Quality?, Endurance?, Toughness?


----------



## Surf Fish (Dec 16, 2005)

After I've had the Tica for 10 years, I can answer that questions 

Let me know before you buy one, I've got an almost brand new one in the box I don't think I need anymore....


----------



## RuddeDogg (Mar 20, 2004)

*Either one works*

Well. It boils down to how mucj coin ya want to spend.


----------



## Kwesi W. (Apr 14, 2006)

*Really..*

I remember when you purchased that reel.. Why have you decided you don't need it..?

Both the reels cost $100 so cost wouldn't be a factor


----------



## Surf Fish (Dec 16, 2005)

kmw21230 said:


> I remember when you purchased that reel.. Why have you decided you don't need it..?
> 
> Both the reels cost $100 so cost wouldn't be a factor


It's been probably three months since I've used any spinning reels, I'm happy with my Ah Boo's and I may never go back. Been using the 6600 Mag and also a Penn 535 that I stuck magnets in. Took the Tica to the beach a few times just to cast with it, and it's been hanging in the rod rack ever since.


----------



## Kwesi W. (Apr 14, 2006)

*me too*

After switching to convential it's hard going back... But I want two spinning surf combos.. I have a Baitrunner on a St. Croix, and I'm thinking about putting either a shimano, or a tica on a 12 foot rod... I'm leaning towards the baitrunner.. But I see digital dagger has the tica rated #1


----------



## derekxec (Apr 26, 2006)

never used the tica but i have all 3 sizes in the shimano and you really cant go wrong with any shimano reels...the baitrunners are super strong and will def take a beating....i like almost as much as my van staal but my VS is only a week old so.....


----------



## Surf Fish (Dec 16, 2005)

I've got six baitrunners, 4500's and 6500's.
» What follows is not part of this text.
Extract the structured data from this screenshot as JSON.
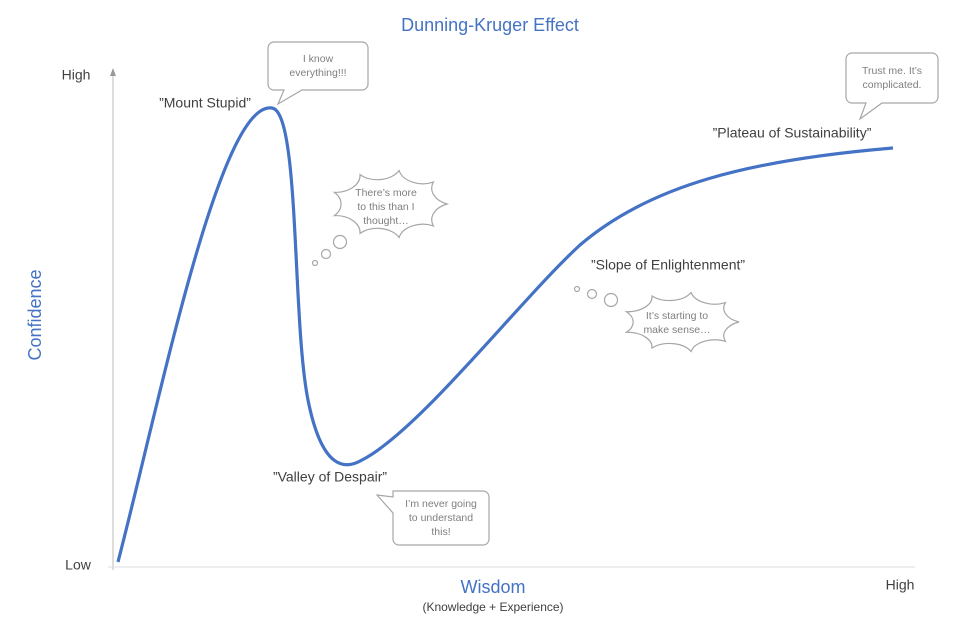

Super reels, had them for years, no problems. But I wouldn't say they are a "long cast" reel, I'd say more "average cast" reel.... I think my old Daiwa BG 90's will out cast the Shimano's even on a bad day.


----------



## Kwesi W. (Apr 14, 2006)

*i see*

so would you say the Tica is better at long casting? I'm looking for a long casting baitrunner type reel...


----------



## reelfixer (Nov 8, 2005)

In 1986 I bought a Shimano Baitrunner 450. I still have it, and my wife still uses it when we fish. So far, it is original. It is serviced regularly and thats all. Any questions?


----------



## Kwesi W. (Apr 14, 2006)

*Yep*

I have a 4500b... Great reel... but my question is is there a Distance bait runner spining toreel ou there.. The baitrunner, i don't think are made for distance..


----------